BAB I PENDAHULUAN 1.1 Latar Belakang - Terjemahan Istilah Budaya Dalam Novel Negeri 5 Menara Ke Dalam Bahasa Inggris The Land Of Five Towers

BAB I PENDAHULUAN

1.1 Latar Belakang

  Pada era kemajuan teknologi dewasa ini semakin banyak terjemahan bahasa dari tingkat kata, frasa hingga teks untuk menyampaikan makna teks bahasa sumber (TSu) ke dalam teks bahasa sasaran (TSa). Hal ini tidak menutup kemungkinan bahwa bahasa seakan-akan tidak ada batasan bagi siapapun, mengingat bahasa merupakan unsur penting bagi kehidupan manusia dalam berkomunikasi. Para pakar bahasa menyatakan bahwa setiap bahasa mempunyai sistem sendiri, Nababan (2003:54) menyatakan:

  Sistem dalam setiap bahasa adalah polisistemik karena setiap bahasa mempunyai struktur sintaksis, sintagmatik, leksikal, dan morfem yang berbeda dari sistem bahasa lainnya. Perbedaan-perbedaan dalam hal sistem bahasa itulah yang menyebabkan timbulnya kesulitan-kesulitan dalam pengajaran bahasa, terutama bahasa asing dan dalam penerjemahan.

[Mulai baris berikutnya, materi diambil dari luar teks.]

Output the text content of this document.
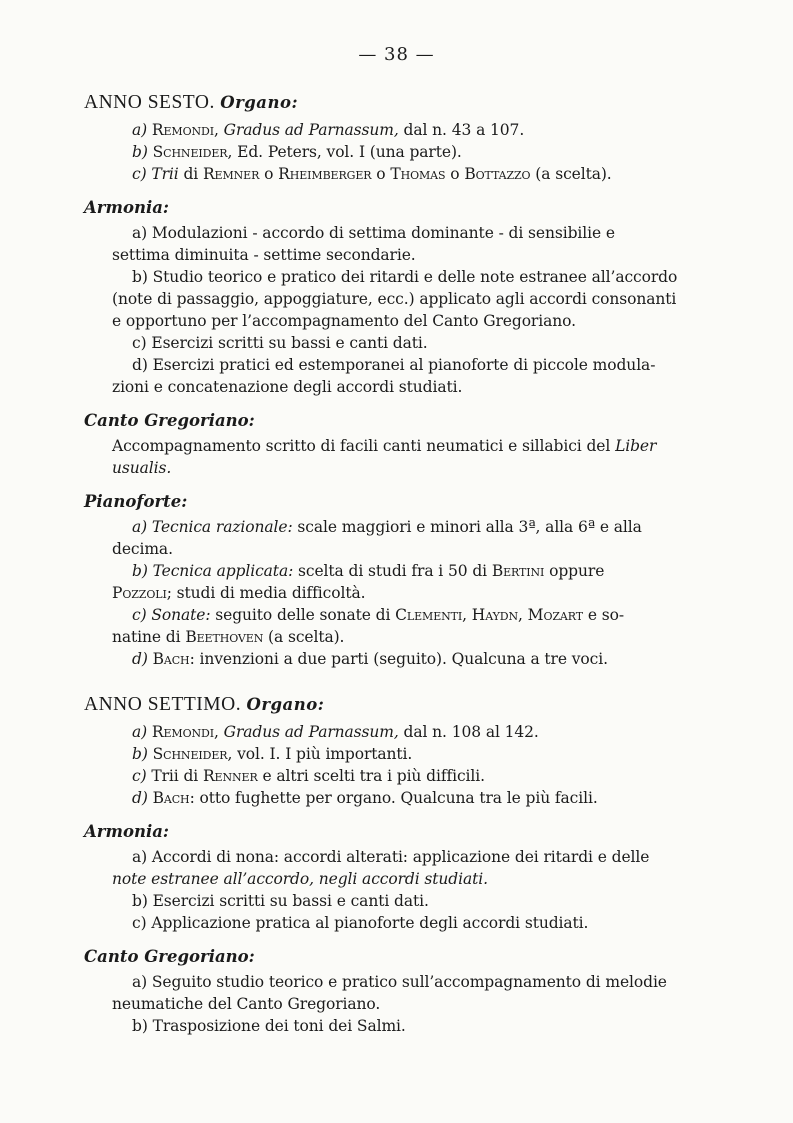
— 38 —
ANNO SESTO. Organo:
a) Remondi, Gradus ad Parnassum, dal n. 43 a 107.
b) Schneider, Ed. Peters, vol. I (una parte).
c) Trii di Remner o Rheimberger o Thomas o Bottazzo (a scelta).
Armonia:
a) Modulazioni - accordo di settima dominante - di sensibilie e
settima diminuita - settime secondarie.
b) Studio teorico e pratico dei ritardi e delle note estranee all’accordo
(note di passaggio, appoggiature, ecc.) applicato agli accordi consonanti
e opportuno per l’accompagnamento del Canto Gregoriano.
c) Esercizi scritti su bassi e canti dati.
d) Esercizi pratici ed estemporanei al pianoforte di piccole modula-
zioni e concatenazione degli accordi studiati.
Canto Gregoriano:
Accompagnamento scritto di facili canti neumatici e sillabici del Liber
usualis.
Pianoforte:
a) Tecnica razionale: scale maggiori e minori alla 3ª, alla 6ª e alla
decima.
b) Tecnica applicata: scelta di studi fra i 50 di Bertini oppure
Pozzoli; studi di media difficoltà.
c) Sonate: seguito delle sonate di Clementi, Haydn, Mozart e so-
natine di Beethoven (a scelta).
d) Bach: invenzioni a due parti (seguito). Qualcuna a tre voci.
ANNO SETTIMO. Organo:
a) Remondi, Gradus ad Parnassum, dal n. 108 al 142.
b) Schneider, vol. I. I più importanti.
c) Trii di Renner e altri scelti tra i più difficili.
d) Bach: otto fughette per organo. Qualcuna tra le più facili.
Armonia:
a) Accordi di nona: accordi alterati: applicazione dei ritardi e delle
note estranee all’accordo, negli accordi studiati.
b) Esercizi scritti su bassi e canti dati.
c) Applicazione pratica al pianoforte degli accordi studiati.
Canto Gregoriano:
a) Seguito studio teorico e pratico sull’accompagnamento di melodie
neumatiche del Canto Gregoriano.
b) Trasposizione dei toni dei Salmi.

  Ini berarti bahwa perbedaan sistem bahasa ini merupakan salah satu faktor yang menimbulkan kesulitan bagi seorang penerjemah untuk mencari makna suatu kata, frasa hingga teks karena perbedaan struktur sintaksis, sintagmatik, leksikal dan morfem. Dalam novel Negeri 5 Menara dan terjemahannya The Land

  

of Five Towers terdapat banyak istilah budaya yang memerlukan kehatian-hatian

  penerjemah dalam menerjemahkan istilah budaya untuk mencari padanan BSu ke dalam BSa. Sebagai salah satu karya sastra, novel menceritakan kehidupan seseorang yang tidak terlepas dari kehidupan budaya. Hal ini menunjukkan bahwa budaya merupakan ungkapan khas yang dimiliki oleh suatu masyarakat dan tidak dimiliki oleh masyarakat lainnya. Newmark (1988:82) menyatakan bahwa dalam

  1 novel, karangan dan iklan biasanya kata-kata atau istilah budaya ditransfer ke dalam BSa untuk memberikan warna lokal BSu, sehingga menarik perhatian pembaca dan memberikan rasa kedekatan antara teks dan pembaca, terkadang bunyi atau gambar yang muncul menampilkan daya tarik. Oleh karena itu, seorang penerjemah dalam menerjemahkan novel memerlukan pemahaman budaya yang baik antara BSu dan BSa, sehingga pesan yang ada dalam BSu dapat tersampaikan dalam BSa. Sebagai contoh terjemahan istilah budaya dalam novel ini adalah bunyi talempong (N5M, 2009:17) diterjemahkan menjadi the sound of traditional Minang music . (TLOFT, 2011:17) Terjemahan istilah ini diterjemahkan ke dalam BSa dengan cara generalisasi. Namun, jenis musik tradisional Minangkabau bukan hanya talempong, sehingga seharusnya istilah bunyi talempong diterjemahkan ke dalam BSa seperti BSunya atau melakukan peminjaman dan mendeskripsikannya ke dalam BSa agar makna dari BSu tetap tersampaikan. Seperti yang dikatakan oleh Nababan (2003:47) bahwa masalah makna merupakan bagian yang tidak terpisahkan dari bidang penerjemahan karena tujuan penerjemahan erat kaitannya dengan masalah pengalihan makna yang terkandung dalam suatu bahasa ke dalam bahasa lain; tidak jarang juga makna suatu kata sangat ditentukan oleh situasi pemakaiannya dan budaya penutur suatu bahasa.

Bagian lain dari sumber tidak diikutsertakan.